Yvan Sagnet – che nel frattempo ha scritto un libro (“Ama il tuo sogno. Vita e rivolta nella terra dell’oro rosso”, Fandango), si è laureato in ingegneria e lavora come sindacalista della Flai Cgil Puglia – venerdì 15 era all’oratorio di S. Antonio a Trento invitato dal Forum trentino per la pace ad un incontro su agromafie e caporalato. In Puglia, ha spiegato Sagnet, il 60% del lavoro in agricoltura è in uno stato di illegalità nonostante il settore tiri anche con la crisi visto che l’Italia è il primo produttore europeo di pomodori pelati. Eppure, più del 70% degli impiegati nei campi è sottopagato e la quota di lavoro grigio (meno di 51 giorni lavorativi l’anno con l’impossibilità, quindi, di chiedere il sussidio di disoccupazione) è molto alta. In provincia di Foggia, su 24mila aziende agricole solo 8000 versano i contributi. “Non è 'solo' un danno per i braccianti – ha sottolineato il sindacalista – ma anche per lo Stato. Purtroppo i controlli degli ispettori come sulla filiera sono assenti e in Puglia i braccianti stranieri, spesso ingaggiati nei Centri di accoglienza, vivono poi nei ghetti. Ne abbiamo contati 1300. C’è un clima di lassismo e impunità. La nostra battaglia principale è contro il caporalato che è ancora il mezzo più diffuso tra le aziende per trovare manodopera”.

Sagnet ha individuato in alcuni punti il contrasto allo sfruttamento. Innanzitutto l’introduzione delle certificazioni etica e biologica delle aziende.

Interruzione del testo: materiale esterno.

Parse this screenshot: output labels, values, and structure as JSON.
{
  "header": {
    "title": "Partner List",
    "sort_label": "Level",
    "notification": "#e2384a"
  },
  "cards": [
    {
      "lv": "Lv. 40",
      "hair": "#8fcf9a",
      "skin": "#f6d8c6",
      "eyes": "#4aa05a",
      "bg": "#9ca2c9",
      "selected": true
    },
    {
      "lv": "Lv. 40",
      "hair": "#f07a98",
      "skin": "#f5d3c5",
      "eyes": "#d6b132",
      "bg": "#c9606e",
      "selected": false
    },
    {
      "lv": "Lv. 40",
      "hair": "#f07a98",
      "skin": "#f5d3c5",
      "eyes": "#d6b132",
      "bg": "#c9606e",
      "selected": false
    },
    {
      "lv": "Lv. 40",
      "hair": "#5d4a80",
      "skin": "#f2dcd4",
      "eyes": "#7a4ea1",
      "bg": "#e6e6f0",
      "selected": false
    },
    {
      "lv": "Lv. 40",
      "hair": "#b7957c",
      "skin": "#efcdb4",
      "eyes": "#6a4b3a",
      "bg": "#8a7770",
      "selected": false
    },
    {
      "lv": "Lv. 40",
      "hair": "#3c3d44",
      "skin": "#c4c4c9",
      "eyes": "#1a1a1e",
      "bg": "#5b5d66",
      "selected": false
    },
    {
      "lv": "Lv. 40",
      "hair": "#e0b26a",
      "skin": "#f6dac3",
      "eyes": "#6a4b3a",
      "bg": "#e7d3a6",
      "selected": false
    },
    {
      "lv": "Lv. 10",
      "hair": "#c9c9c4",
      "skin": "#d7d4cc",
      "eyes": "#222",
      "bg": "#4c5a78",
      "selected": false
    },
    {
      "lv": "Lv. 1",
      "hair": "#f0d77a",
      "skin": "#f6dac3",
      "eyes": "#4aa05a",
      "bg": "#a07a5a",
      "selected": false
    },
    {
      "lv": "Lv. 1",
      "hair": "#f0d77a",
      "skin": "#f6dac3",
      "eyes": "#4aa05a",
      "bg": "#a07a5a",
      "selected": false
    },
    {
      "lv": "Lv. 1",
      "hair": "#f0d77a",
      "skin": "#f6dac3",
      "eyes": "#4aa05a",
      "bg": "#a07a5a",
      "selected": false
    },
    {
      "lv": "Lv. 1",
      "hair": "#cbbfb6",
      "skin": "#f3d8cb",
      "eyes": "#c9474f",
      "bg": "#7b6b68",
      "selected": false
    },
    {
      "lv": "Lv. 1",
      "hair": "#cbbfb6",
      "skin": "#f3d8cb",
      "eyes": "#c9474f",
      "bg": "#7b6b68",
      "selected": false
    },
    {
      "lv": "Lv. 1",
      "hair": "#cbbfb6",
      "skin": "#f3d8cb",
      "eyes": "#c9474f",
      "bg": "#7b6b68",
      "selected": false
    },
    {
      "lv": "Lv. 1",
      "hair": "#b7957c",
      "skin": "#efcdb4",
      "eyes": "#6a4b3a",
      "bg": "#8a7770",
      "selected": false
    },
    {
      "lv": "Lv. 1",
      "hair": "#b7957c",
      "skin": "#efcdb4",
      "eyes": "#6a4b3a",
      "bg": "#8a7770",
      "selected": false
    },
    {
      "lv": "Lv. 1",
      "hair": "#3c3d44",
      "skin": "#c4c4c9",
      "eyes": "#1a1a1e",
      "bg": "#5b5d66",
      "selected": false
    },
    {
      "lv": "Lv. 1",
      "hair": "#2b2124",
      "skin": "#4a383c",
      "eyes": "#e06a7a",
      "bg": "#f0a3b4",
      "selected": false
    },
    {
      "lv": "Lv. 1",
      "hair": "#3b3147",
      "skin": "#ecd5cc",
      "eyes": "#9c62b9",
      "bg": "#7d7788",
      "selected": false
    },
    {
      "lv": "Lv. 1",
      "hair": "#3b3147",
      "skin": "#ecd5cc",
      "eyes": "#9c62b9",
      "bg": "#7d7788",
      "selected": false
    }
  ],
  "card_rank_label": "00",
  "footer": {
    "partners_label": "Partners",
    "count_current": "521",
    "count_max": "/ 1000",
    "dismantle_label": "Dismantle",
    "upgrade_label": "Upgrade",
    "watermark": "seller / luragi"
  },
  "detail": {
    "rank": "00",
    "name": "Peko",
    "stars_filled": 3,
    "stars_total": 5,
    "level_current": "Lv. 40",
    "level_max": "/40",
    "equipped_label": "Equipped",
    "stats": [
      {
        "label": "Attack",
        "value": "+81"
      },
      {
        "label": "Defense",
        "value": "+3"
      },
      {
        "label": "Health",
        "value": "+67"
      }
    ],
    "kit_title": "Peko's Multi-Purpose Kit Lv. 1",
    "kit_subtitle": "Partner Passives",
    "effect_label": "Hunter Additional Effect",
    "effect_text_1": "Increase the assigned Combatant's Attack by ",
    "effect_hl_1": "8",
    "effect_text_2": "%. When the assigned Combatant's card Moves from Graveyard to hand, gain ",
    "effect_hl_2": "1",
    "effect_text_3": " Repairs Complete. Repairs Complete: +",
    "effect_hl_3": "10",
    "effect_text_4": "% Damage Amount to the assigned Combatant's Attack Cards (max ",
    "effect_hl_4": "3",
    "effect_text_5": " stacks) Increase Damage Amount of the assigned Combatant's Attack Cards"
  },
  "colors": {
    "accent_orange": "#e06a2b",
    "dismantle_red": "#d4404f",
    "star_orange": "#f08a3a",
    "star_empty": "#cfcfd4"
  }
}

Legate, nel primo caso, al rispetto dei diritti dei braccianti e alla legalità del loro reclutamento, nel secondo alla tracciabilità del prodotto. “Solo rispettando questi principi – ha aggiunto – si dovrebbe aver diritto ai contributi europei, ma non è così”. L’altro tassello riguarda la commercializzazione: “Vogliamo costruire una rete, un sistema parallelo – è il progetto di Yvan Sagnet – che coinvolga piccoli produttori, Gas, Altromercato, Slow Food e Libera”.